Airline Flight Service Cut Seat Capacity
December 2, 2008 | Air Travel, Airline Flight, Airline Service, Airlines Companies, Aviation
Delta Air Lines Inc., trimming costs because of a “global economic recession,” said it will cut seating capacity by as much as 8 percent in 2009 and eliminate an unspecified number of jobs.
Domestic capacity at the world’s largest carrier will be pared by as much as 10 percent and international flying by up to 5 percent compared with 2008. The 75,000-person payroll will fall as a result, Delta said today in a regulatory filing.

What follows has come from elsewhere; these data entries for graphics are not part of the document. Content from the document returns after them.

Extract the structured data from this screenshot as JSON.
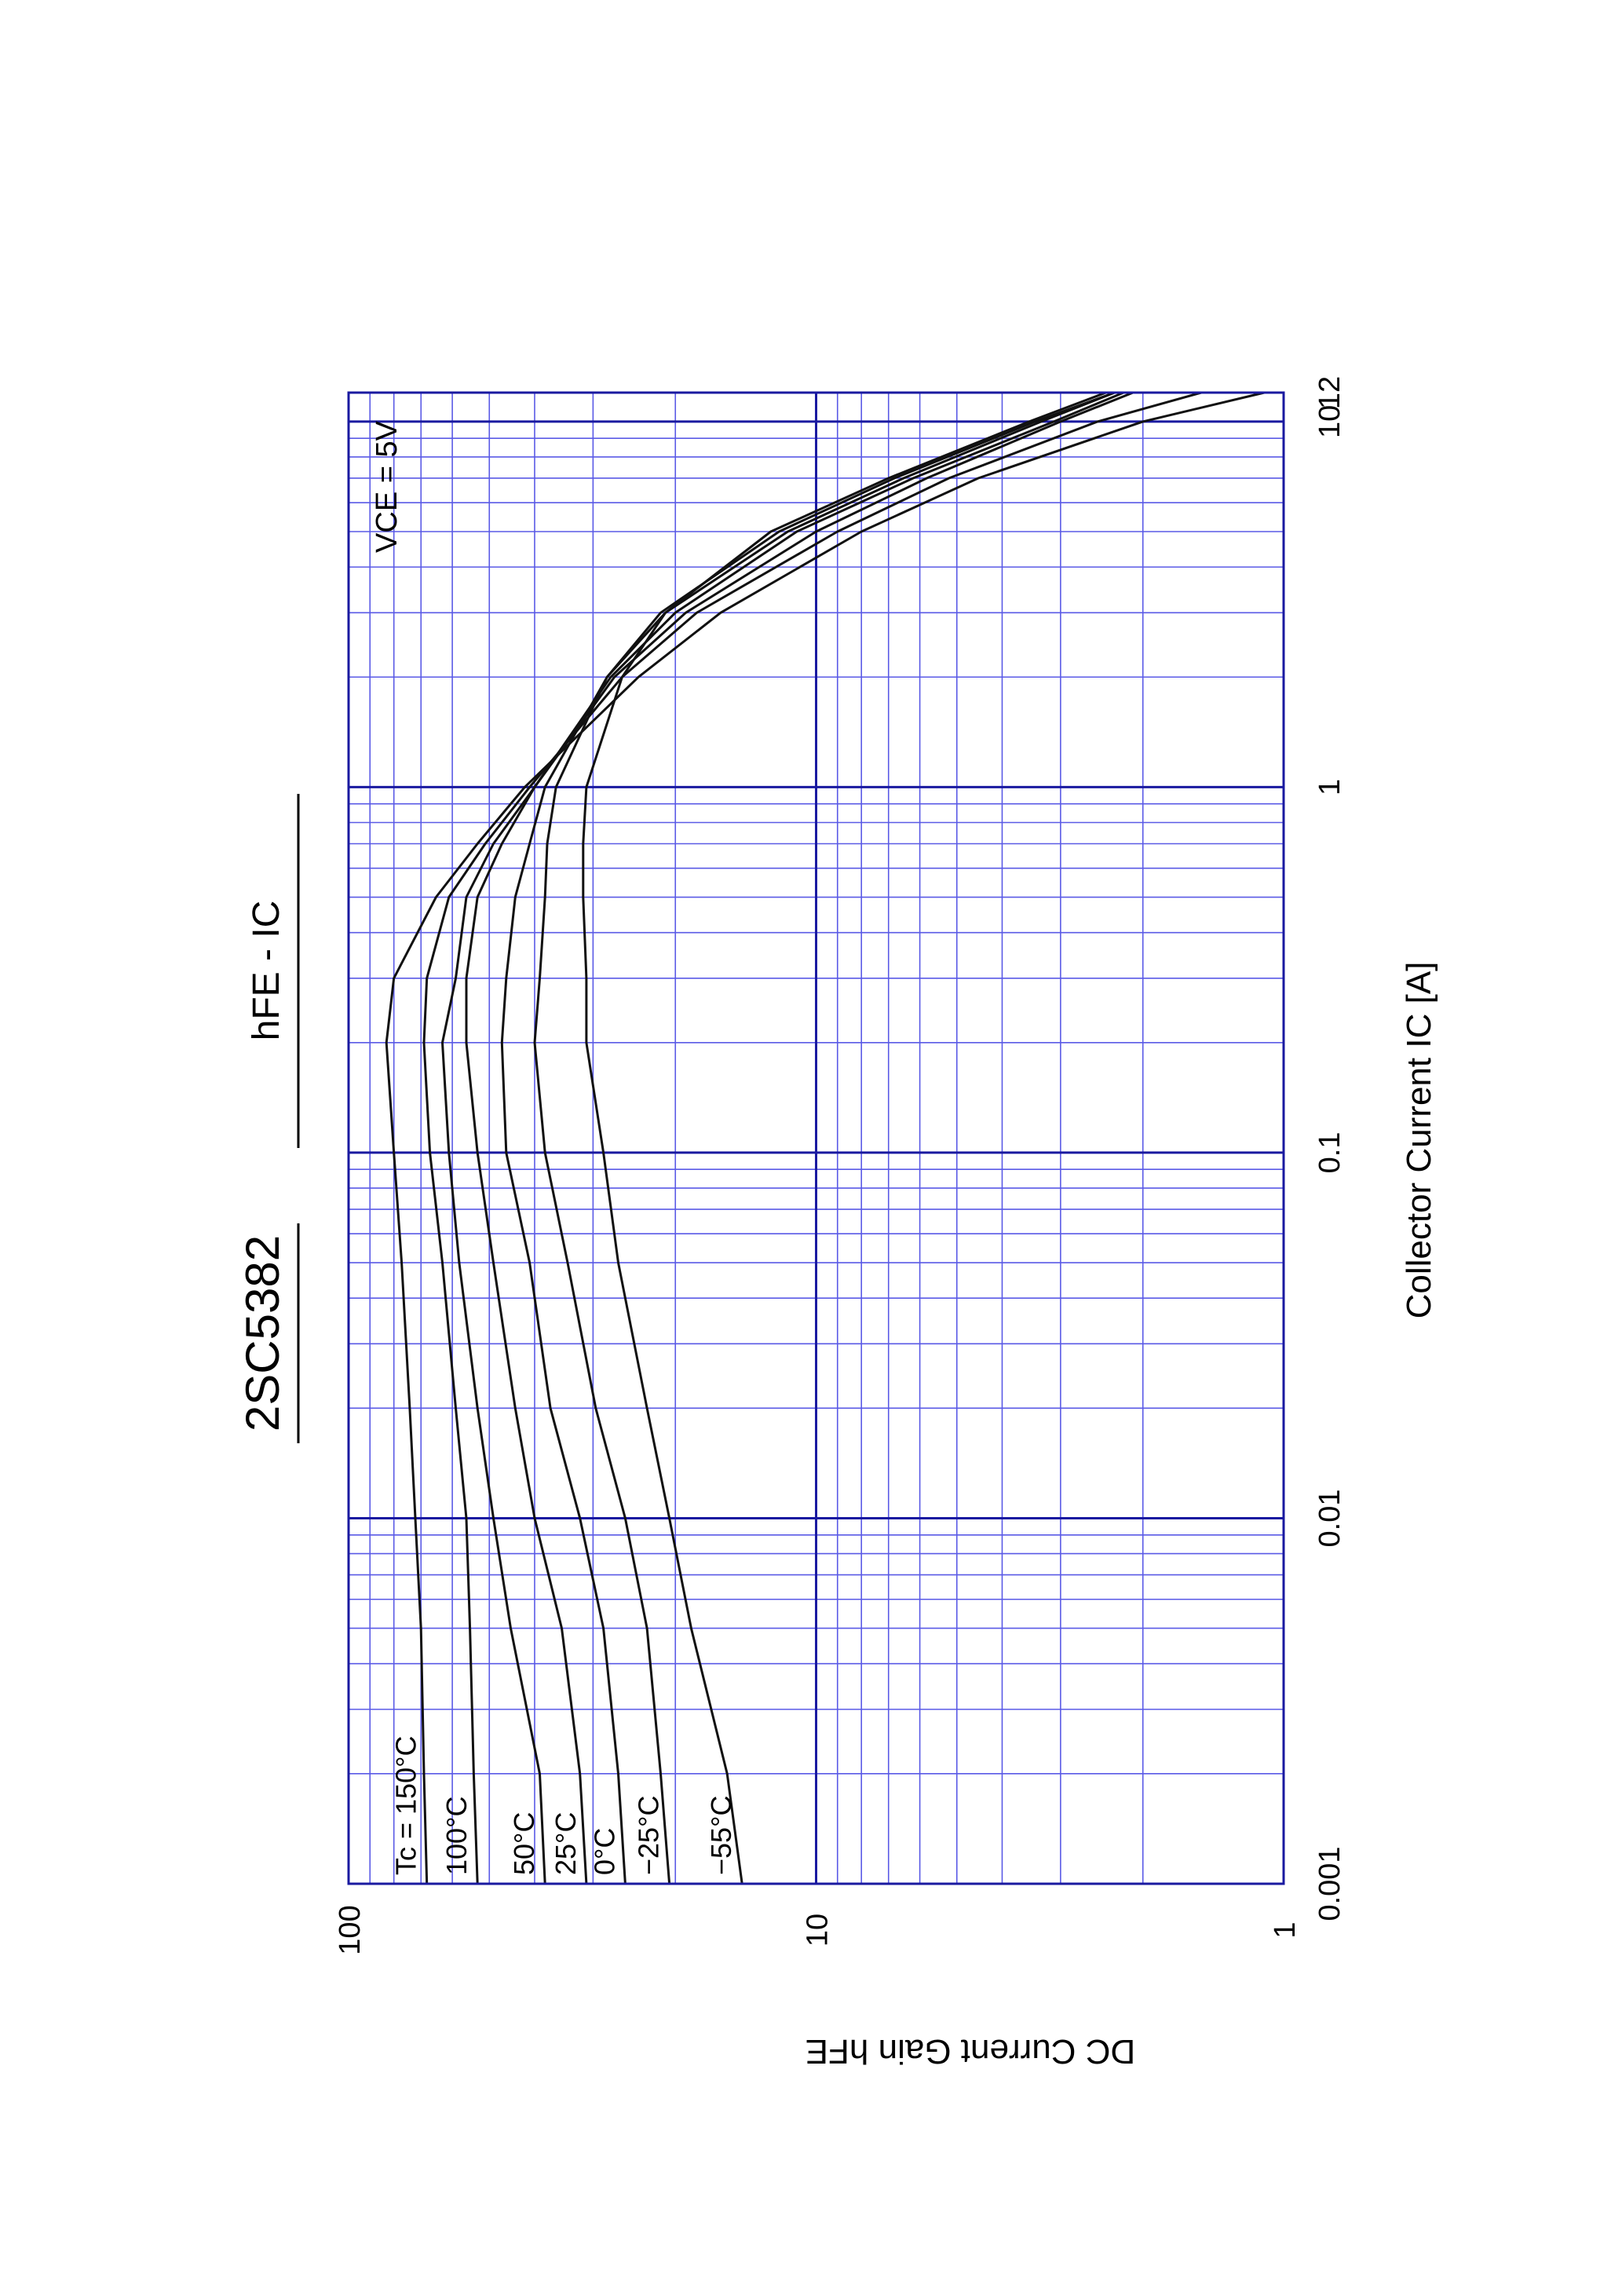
{
  "chart_data": {
    "type": "line",
    "title": "2SC5382",
    "subtitle": "hFE - IC",
    "x_label": "Collector Current  IC [A]",
    "y_label": "DC Current Gain  hFE",
    "annotation": "VCE = 5V",
    "x_log": true,
    "y_log": true,
    "grid": true,
    "minor_grid": true,
    "xlim": [
      0.001,
      12
    ],
    "xticks": [
      0.001,
      0.01,
      0.1,
      1,
      10,
      12
    ],
    "ylim": [
      1,
      100
    ],
    "yticks": [
      1,
      10,
      100
    ],
    "x": [
      0.001,
      0.002,
      0.005,
      0.01,
      0.02,
      0.05,
      0.1,
      0.2,
      0.3,
      0.5,
      0.7,
      1,
      2,
      3,
      5,
      7,
      10,
      12
    ],
    "series": [
      {
        "name": "Tc = 150°C",
        "color": "#111111",
        "values": [
          68,
          69,
          70,
          72,
          74,
          77,
          80,
          83,
          80,
          65,
          53,
          42,
          24,
          16,
          8,
          4.5,
          2.0,
          1.1
        ]
      },
      {
        "name": "100°C",
        "color": "#111111",
        "values": [
          53,
          54,
          55,
          56,
          59,
          63,
          67,
          69,
          68,
          61,
          51,
          41,
          26,
          18,
          9,
          5.2,
          2.5,
          1.5
        ]
      },
      {
        "name": "50°C",
        "color": "#111111",
        "values": [
          38,
          39,
          45,
          49,
          53,
          58,
          61,
          63,
          59,
          56,
          49,
          40,
          27,
          19,
          10,
          5.8,
          3.0,
          2.1
        ]
      },
      {
        "name": "25°C",
        "color": "#111111",
        "values": [
          31,
          32,
          35,
          40,
          44,
          49,
          53,
          56,
          56,
          53,
          47,
          40,
          27.5,
          20,
          11,
          6.2,
          3.1,
          2.2
        ]
      },
      {
        "name": "0°C",
        "color": "#111111",
        "values": [
          25.6,
          26.5,
          28.5,
          32,
          37,
          41,
          46,
          47,
          46,
          44,
          41,
          38,
          28,
          21,
          11.5,
          6.5,
          3.3,
          2.3
        ]
      },
      {
        "name": "−25°C",
        "color": "#111111",
        "values": [
          20.6,
          21.5,
          23,
          25.6,
          29.6,
          34,
          38,
          40,
          39,
          38,
          37.6,
          36,
          28,
          21.5,
          12,
          6.8,
          3.4,
          2.3
        ]
      },
      {
        "name": "−55°C",
        "color": "#111111",
        "values": [
          14.4,
          15.5,
          18.5,
          20.6,
          23,
          26.5,
          28.5,
          31,
          31,
          31.5,
          31.5,
          31,
          26,
          21,
          12.5,
          7,
          3.5,
          2.4
        ]
      }
    ]
  }
}
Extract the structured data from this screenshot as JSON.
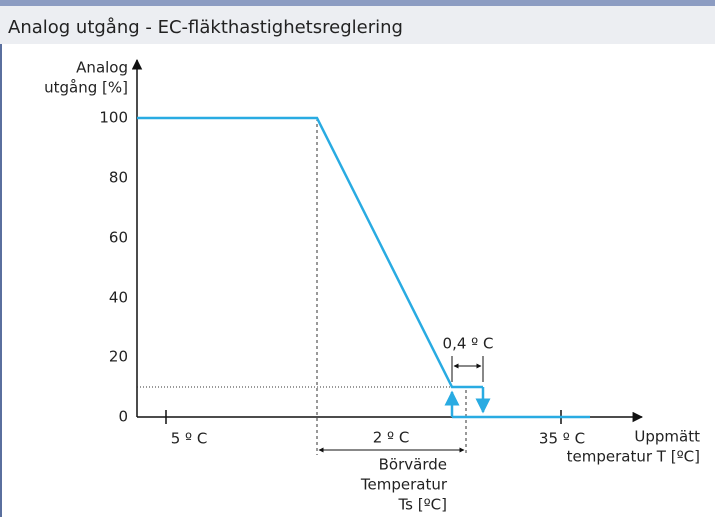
{
  "header": {
    "title": "Analog utgång - EC-fläkthastighetsreglering"
  },
  "diagram": {
    "y_axis_label": [
      "Analog",
      "utgång [%]"
    ],
    "y_ticks": [
      100,
      80,
      60,
      40,
      20,
      0
    ],
    "x_tick_labels": [
      "5 º C",
      "35 º C"
    ],
    "x_axis_label": [
      "Uppmätt",
      "temperatur T [ºC]"
    ],
    "band_label": "2 º C",
    "hysteresis_label": "0,4 º C",
    "setpoint_label": [
      "Börvärde",
      "Temperatur",
      "Ts [ºC]"
    ]
  }
}
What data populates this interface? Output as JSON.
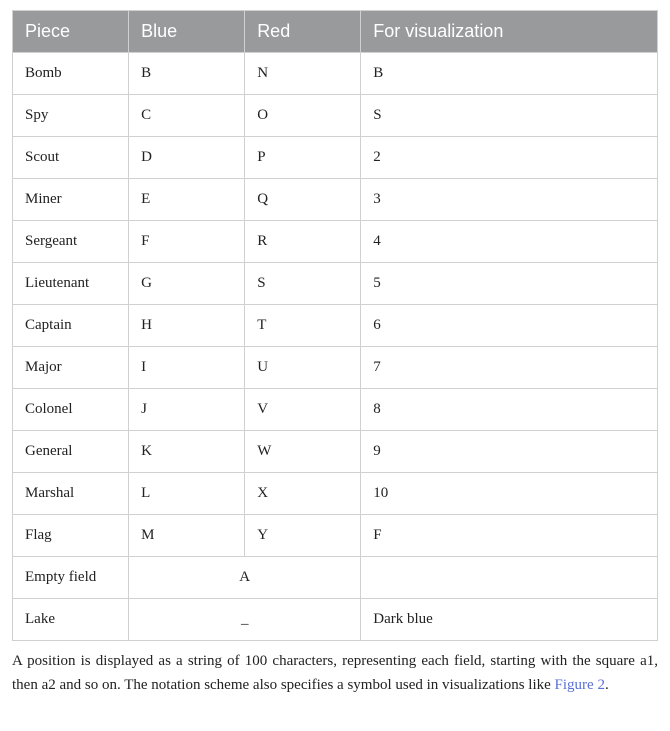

The cuts extend this year’s second-half pullback in U.S. flying of at least 10 percent at each of the biggest carriers as economic growth slows. Atlanta-based Delta said the new projections take into account the year-over-year impact of the previous retrenchment.
“We have seen a fairly significant dropoff in demand, starting in October,” President Ed Bastian said on a Webcast of a Credit Suisse Group AG airline conference in New York. “The revenue environment is as cloudy as it’s ever been. We’ve never seen the level of demand destruction that some are forecasting for our business.”
Delta will offer “voluntary programs” to shrink its workforce as it reduces flying, Bastian and Chief Executive Officer Richard Anderson told employees in a memo. A spokeswoman, Betsy Talton, said no details were available.
Buyouts allowed Delta to cut 4,000 jobs this year, or about 7.3 percent of its total before buying Northwest Airlines Corp. in October. That was double the number of reductions it initially targeted. Northwest eliminated 2,500 jobs, or 8.1 percent of its payroll.
Shares Gain
Delta rose 14 cents, or 1.8 percent, to $8.10 at 9:31 a.m. in New York Stock Exchange composite trading. The shares fell 47 percent this year before today.
The total seating-capacity cuts will be in a range of 6 percent to 8 percent, Delta said. Reducing the number of available seats helps airlines improve unit revenue, or revenue for each seat flown a mile.
While industrywide unit revenue historically hasn’t dropped by more than 2 or 3 percentage points in any year, Delta is “anticipating obviously a much greater degree of revenue leaving the industry on a short-term basis,” Bastian said.
Automotive customers have slashed travel budgets, while the pharmaceutical and energy industries have been resilient, he said.
“These economic hurdles are difficult, and we remain committed to building our company on a durable financial foundation,” Bastian and Anderson said in the memo.
Delta said it will end this year with about $5.6 billion in cash, including $1.1 billion in collateral it must put up to cover fuel hedges. If crude oil prices remain around $50 a barrel, Delta would have a $5 billion benefit in 2009, Bastian said.